5 Best Classroom Tools to Measure Student Learning:
- Quizizz: This educational assessment-tool allows teachers to gather evidence of student learning in a fun and gamified environment. In fact, when teachers create activities through this program, they will be able to search for and use games or questions created by other users. Additionally, this assessment-tool allows teachers to share an activity with students on Google-Classroom so that it can be completed in class or as homework. On the other hand, questions and answers are displayed on students’ personal-devices and as they answer question, they are greeted with fantastic memes based on the accuracy of their response. Lastly, this educational-tool will allow teachers to view individual student progress and whole-class data thus making it a great technology for assessing student learning today.

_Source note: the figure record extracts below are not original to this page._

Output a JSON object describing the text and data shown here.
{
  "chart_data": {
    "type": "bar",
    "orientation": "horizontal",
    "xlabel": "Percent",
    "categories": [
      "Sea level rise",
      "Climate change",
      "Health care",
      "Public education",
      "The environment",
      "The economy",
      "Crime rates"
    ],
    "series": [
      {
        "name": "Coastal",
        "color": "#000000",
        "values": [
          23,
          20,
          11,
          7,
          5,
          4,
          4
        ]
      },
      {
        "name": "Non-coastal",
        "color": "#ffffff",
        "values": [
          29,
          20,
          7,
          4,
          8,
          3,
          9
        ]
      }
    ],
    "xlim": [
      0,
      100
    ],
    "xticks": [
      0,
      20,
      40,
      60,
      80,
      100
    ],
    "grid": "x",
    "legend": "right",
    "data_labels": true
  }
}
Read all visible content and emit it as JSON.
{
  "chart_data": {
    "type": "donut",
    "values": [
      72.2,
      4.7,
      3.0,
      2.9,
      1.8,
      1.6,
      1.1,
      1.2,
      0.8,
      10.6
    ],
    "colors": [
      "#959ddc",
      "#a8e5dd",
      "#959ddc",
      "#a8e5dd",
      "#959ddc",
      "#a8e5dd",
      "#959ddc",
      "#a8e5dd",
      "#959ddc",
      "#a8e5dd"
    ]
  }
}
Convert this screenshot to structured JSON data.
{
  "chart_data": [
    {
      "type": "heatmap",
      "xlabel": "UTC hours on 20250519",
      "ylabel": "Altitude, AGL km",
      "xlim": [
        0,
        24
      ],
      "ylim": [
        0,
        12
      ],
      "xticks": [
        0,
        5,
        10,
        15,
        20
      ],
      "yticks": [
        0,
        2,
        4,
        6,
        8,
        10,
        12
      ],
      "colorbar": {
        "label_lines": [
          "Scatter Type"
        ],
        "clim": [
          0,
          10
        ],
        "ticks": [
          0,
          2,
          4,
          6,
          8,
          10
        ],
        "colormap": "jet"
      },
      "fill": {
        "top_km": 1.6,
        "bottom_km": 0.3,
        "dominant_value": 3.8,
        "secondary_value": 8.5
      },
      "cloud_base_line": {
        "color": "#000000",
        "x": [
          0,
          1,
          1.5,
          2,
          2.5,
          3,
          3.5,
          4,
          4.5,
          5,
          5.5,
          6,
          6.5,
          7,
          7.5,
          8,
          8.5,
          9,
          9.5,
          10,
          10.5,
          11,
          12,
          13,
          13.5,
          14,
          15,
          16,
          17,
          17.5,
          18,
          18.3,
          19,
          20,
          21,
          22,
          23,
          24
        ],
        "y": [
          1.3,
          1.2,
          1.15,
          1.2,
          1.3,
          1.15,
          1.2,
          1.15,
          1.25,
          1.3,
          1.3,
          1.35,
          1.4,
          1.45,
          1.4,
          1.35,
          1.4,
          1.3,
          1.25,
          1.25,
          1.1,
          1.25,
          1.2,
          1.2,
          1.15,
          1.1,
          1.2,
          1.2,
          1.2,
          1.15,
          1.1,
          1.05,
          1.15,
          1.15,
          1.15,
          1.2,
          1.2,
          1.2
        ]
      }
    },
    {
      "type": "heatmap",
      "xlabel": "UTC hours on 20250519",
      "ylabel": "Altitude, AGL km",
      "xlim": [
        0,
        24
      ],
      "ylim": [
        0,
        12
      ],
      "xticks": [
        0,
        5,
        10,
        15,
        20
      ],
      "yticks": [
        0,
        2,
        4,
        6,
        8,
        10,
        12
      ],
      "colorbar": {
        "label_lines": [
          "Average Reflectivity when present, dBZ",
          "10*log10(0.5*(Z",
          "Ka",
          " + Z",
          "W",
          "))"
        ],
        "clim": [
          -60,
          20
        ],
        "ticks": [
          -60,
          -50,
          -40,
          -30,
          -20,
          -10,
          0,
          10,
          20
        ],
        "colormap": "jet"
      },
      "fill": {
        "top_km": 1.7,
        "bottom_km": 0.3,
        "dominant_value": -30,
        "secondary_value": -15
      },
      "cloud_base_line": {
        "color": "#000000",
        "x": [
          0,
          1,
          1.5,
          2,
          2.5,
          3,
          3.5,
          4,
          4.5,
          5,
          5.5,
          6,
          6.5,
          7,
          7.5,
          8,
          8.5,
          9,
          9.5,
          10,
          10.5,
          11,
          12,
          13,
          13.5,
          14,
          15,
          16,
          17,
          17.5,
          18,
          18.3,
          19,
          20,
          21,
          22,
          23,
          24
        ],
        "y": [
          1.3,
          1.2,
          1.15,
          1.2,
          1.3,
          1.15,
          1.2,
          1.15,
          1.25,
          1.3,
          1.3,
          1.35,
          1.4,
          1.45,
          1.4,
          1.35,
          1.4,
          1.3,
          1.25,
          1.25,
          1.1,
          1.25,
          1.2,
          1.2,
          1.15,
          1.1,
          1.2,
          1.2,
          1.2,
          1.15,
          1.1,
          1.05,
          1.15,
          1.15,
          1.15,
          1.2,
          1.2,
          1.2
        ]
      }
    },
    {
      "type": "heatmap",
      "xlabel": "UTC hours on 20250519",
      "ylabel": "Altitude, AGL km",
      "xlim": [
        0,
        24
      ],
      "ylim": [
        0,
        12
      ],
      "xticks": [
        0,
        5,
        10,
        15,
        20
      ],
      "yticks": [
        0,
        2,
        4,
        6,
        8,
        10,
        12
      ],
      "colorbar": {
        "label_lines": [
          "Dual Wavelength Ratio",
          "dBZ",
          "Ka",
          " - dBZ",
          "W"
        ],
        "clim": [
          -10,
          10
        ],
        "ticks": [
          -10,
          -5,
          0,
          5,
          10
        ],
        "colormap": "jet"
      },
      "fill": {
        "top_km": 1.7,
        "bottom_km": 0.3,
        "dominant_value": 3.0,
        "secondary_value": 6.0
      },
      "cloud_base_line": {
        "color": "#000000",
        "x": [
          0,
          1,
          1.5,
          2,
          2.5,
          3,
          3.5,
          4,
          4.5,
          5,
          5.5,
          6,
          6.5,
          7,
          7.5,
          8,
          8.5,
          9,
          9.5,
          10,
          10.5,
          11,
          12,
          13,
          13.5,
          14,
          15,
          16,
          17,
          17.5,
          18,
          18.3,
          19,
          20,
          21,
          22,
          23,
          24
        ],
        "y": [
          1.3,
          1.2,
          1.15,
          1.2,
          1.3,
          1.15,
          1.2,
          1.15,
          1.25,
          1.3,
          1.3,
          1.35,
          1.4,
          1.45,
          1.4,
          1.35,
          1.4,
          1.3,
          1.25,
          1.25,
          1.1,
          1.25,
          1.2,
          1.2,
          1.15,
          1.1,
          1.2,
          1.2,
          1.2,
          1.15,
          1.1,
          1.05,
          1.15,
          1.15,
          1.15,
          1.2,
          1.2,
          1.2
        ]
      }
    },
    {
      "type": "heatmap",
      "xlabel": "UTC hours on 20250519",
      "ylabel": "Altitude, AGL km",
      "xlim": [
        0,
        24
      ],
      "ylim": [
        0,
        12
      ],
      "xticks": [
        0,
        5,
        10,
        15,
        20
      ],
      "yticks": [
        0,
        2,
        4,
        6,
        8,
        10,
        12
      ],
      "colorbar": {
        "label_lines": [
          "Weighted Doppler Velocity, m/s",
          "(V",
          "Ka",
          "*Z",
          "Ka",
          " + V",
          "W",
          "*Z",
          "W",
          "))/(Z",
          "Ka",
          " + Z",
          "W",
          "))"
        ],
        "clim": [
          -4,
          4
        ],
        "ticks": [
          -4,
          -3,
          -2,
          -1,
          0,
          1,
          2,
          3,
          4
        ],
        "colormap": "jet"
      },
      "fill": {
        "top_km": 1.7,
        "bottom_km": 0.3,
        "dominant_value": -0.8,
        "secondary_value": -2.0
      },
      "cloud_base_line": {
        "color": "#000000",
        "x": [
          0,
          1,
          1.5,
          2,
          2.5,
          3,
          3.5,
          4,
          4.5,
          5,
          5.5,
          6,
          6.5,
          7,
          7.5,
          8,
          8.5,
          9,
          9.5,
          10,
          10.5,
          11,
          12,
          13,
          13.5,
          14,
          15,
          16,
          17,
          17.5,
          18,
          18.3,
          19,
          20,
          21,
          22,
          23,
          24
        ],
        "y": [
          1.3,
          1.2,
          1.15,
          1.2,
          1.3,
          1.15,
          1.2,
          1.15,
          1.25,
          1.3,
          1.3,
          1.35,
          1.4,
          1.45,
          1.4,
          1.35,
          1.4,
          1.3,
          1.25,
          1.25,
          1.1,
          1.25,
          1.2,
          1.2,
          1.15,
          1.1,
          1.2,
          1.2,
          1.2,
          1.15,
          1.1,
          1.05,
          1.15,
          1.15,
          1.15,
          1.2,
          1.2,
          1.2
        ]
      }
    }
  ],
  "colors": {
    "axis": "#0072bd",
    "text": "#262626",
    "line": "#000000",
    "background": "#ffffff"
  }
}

- Kahoot: Educational-tool provides a variety of options and activities that help engage students in the assessment process thus making it very fun to use. Kahoot provides both classic and team modes which allow students to play a game as an individual or as group and this makes it a great formative assessment tool for teachers. With educational-tool, students will points by answering questions quickly and accurately while watching the leader-board throughout the game. Lastly, students will love competing against each other in Kahoot games and teachers can also use this tool as a bell ringer for test reviews and a lot more.
- Padlet: This is a free tool for teachers and students to share information, resources, images and a lot more. For example, a teacher can use Padlet in a flipped classroom as a backchannel to encourage all students reflect on their learning and a teacher can also create a Padlet wall for each of his/her classes in-order encourage each of their students to contribute a reflection from the instructional videos they watch. Additionally, Padlet allows students to post concepts that they feel need to be revisited and then their classmates can reply to their posts. Lastly, teachers can even use each class’s wall to create a review screencast based on what the students feel needs to be reviewed.
- Quizlet Live: Quizlet as a flash card creation tool but Quizlet-Live allows teachers to create collaborative learning games that emphasize concept mastery. In fact, this educational-tool also allows teachers to create a game from any Quizlet flash-card deck and after at least 6-players join the game, they are sorted into random teams. So, students must work together to correctly answer any questions and all team-members will see the same question on their screens but with different lists of answer options. Additionally, if teams answer correctly, they will across the board and a team that correctly answers 11-questions in a row wins and this competition-aspect actually allows kids to learn new things and teamwork.
- Flipgrid: With Flipgrid, teachers can create grids similar to class sections in a Classroom or learning management system and then post topics for students to reflect upon. Afterwards, students can use a quick, four-step process to respond to prompts through a video and then teachers can view student responses and provide timely feedback which can encourage students to reply to their classmates’ submissions. Lastly, teachers can also share grids and topics via Google-Classroom, QR-code or even keep the grid private.
Other Great Classroom Tools to Measure Student Learning:
- Open-Ended Questions: These are content-based questions that get students think about what they have learned. In fact, students can chat about or write their responses and after teachers can review their answers. However, teachers should try to give students a chance to really think about the learning that took place in-order for this technique to work perfectly.
- Quick Summaries: with this technique, teachers can ask students to summarize important lessons or concepts. Additionally, teachers can even add a summary challenge using social media then have students Tweet their summaries. For example, if the challenge requires writing about a topic with a limit of 140 characters, students should try to be concise and brief with their entries.
- Student Interviews: These usually happen at the end of the class whereby groups of 2 or 3 students take a few minutes at the end of class to discuss what they’ve learned. Additionally, each student takes a turn interviewing the other using guide-questions provided by the teacher.
- Quick-Draw Showdown: This is a great competitive exercise whereby teachers square two students off against each other and then have them quickly write down a sentence or draw a quick-sketch of a learning concept. When the teachers says “Go!”, the fun begins and the first student to finish wins the competition.
- Daily Learning Journals: These are daily brief reflection exercises that let students privatize their experiences in their own words on a personal level. Additionally, students can do Daily Learning Journals using screencasting or simple audio recording and younger-students may create vision boards or collages with relating imagery to what they’ve learned. Likewise, students may also share their excerpts on a class blog or web-page thus making this educational-tool a great classroom community-building exercise.